Sunday, August 07, 2005


posted by Michael Piwonka 7:23 AM
It's been about 20 years since my dad died. He died from emphysema, having smoked most of his adult life.

I am one of ten kids, and it's always interesting to hear the different memories of my dad. But for the most part, we don't seem to talk about him at all (or else I've missed most of those conversations).

My memory of dad is of a man who was truly proud of his kids. I think that there was nothing more enjoyable to him than hearing about the successes of his children. And since his kids were all good students, athletes, and citizens, he was fortunate to have many proud moments.

The stories I've heard about dad's upbringing, albeit sketchy, were not pretty. Disturbing stories of alcoholism, mental abuse, physical abuse, and even hints of sexual abuse abound. While I don't know how many are true or myth, the interesting thing is I've never heard (or at least can't remember) any positive stories. Dysfunctional would be an understatement.

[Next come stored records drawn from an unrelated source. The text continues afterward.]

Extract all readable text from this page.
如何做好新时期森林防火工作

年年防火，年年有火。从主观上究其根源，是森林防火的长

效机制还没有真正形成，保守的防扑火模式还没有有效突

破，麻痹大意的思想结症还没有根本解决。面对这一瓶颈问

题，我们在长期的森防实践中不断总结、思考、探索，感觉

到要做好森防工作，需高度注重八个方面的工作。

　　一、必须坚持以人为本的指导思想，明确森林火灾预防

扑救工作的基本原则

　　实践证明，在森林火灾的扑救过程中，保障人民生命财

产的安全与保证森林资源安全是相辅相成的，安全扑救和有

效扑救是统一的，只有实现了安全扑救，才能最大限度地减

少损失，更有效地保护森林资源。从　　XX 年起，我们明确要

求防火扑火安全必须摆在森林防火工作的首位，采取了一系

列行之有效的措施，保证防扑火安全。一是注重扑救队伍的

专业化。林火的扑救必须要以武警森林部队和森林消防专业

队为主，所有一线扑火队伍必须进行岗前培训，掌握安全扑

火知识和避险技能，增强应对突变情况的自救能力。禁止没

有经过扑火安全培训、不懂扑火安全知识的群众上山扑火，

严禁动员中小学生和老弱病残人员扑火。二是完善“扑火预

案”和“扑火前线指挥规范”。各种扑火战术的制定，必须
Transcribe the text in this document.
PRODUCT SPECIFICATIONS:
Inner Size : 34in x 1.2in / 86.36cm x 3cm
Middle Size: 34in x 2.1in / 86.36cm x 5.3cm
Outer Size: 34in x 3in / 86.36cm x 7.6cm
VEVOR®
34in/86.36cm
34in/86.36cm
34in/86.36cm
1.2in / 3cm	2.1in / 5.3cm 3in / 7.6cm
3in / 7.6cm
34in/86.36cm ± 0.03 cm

My memories of dad's alcoholism have faded over the years. I can remember an angry drunk, yelling at our mother. But while he was yelling at our mother (while she was yelling at him for drinking), I think he was actually yelling at his family, specifically one brother that he often worked with on carpentry jobs. As a young child I came to correlate dad coming home drunk with whether he and his brother had had an argument on the job site.

Actually there were never any arguments at the job site because dad didn't have the courage to confront his brother; getting drunk on the way home and then confronting my mother was much easier.

I hated my dad for being an alcoholic. Hate may be too strong of a word, but I was definitely embarrassed by his behavior. Being embarrassed, I would lie at school to cover up for strange events at our house. In retrospect, there was no need for me to lie since everyone in our small town already knew anyway. The only person I was lying to was myself.

So I grew up angry at him. Angry about a lot of things. And I became smarter than everyone else. Anyone who didn't see things as I saw them was obviously not very intelligent.

When he finally died after a few years of deteriorating health, I was glad. I was happy that he was dead.

I had no love for him or for his alcoholism, so of course the idea of telling him I loved him never occurred to me. But now, twenty years removed, I wish I would have had the capacity to tell him that. Maybe I wouldn't have been so angry.